Pro D2 - Genesis Mamea Lemalu (Perpignan) contre Provence RugbyIcon Sport

Au-delà du jeu, est-ce que le groupe doit reprendre du caractère ?

Oui ce groupe doit prendre du caractère. Je crois qu’on n’a pas encore tout à fait mis un linge sur la saison dernière. Il faut arrêter de se sentir et de se considérer comme une victime désignée. On a les qualités pour faire beaucoup mieux, et ce n’est pas admissible et excusable de faire ce que l’on fait en ce moment.

" J’ai déjà démissionné, plusieurs fois. Ça ne me dérange absolument pas. Mais là, on est sur un projet et une construction sur le long terme""

Guilhem Guirado a déclaré avec les Bleus que la confiance se gagnait en grammes mais qu’elle se perdait en kilos. Est-ce que cela s’applique à l’Usap ?

Ça s’applique à tout le monde. C’est une vérité du sport de haut niveau. Ce que vous mettez deux, trois ans à acquérir, vous pouvez le perdre en deux mois. C’est comme ça. C’est un travail de longue haleine. Ce qui est certain ici, c’est que l’équipe ne pourra pas retrouver de la confiance sans rehausser son curseur d’agressivité, de volonté et de travail.

Je crois que les joueurs travaillent beaucoup, et qu’il faut y greffer à ça une vraie volonté d’avancer, d’avoir des résultats et de remplir les objectifs. Et ça, on ne peut pas attendre que cela tombe du ciel. C’est à nous de provoquer les choses, personne ne va nous les donner.

Cette semaine sur les réseaux sociaux, plusieurs voix ont réclamé la démission du staff.
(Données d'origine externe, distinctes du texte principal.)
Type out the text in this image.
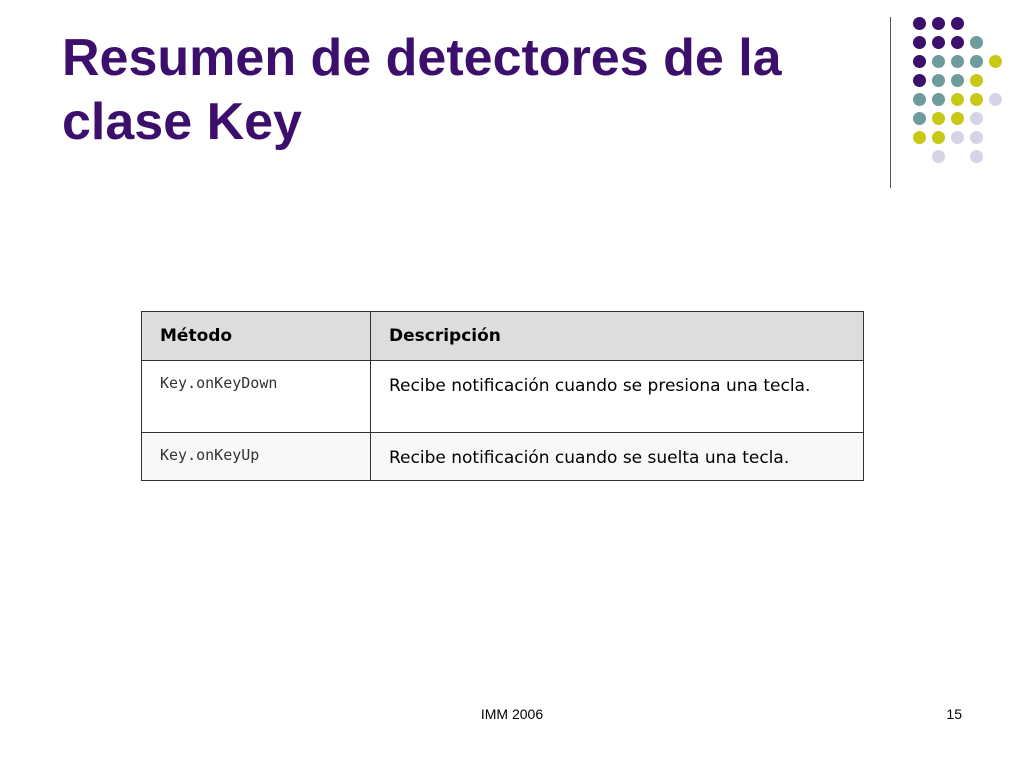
Resumen de detectores de la
clase Key
Método	Descripción
Key.onKeyDown	Recibe notificación cuando se presiona una tecla.
Key.onKeyUp	Recibe notificación cuando se suelta una tecla.
IMM 2006	15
Qu’en pensez-vous ?

Je le comprends. C’est souvent la solution à tout. Nous on travaille, et je l’ai déjà dit, je me suis engagé, j’ai fait venir des gens dans le staff pour l’étoffer. On est garant de tout ça. Après, cette décision, ce n’est pas à moi qu’elle appartient. Je ne démissionnerai pas, je l’ai souvent dit et répété. J’ai déjà démissionné, plusieurs fois. Ça ne me dérange absolument pas. Mais là, on est sur un projet et une construction sur le long terme.

Alors si les responsables prennent la décision de se séparer du staff, je la respecterais. Après vous savez, on est au cinquième match de la saison, il en reste vingt-cinq. On ne s’achète pas du temps, c’est une réalité. Donc je comprends les revendications de démission, je n’ai pas de problème avec ça, c’est normal. Mais sachez que ça n’arrivera pas.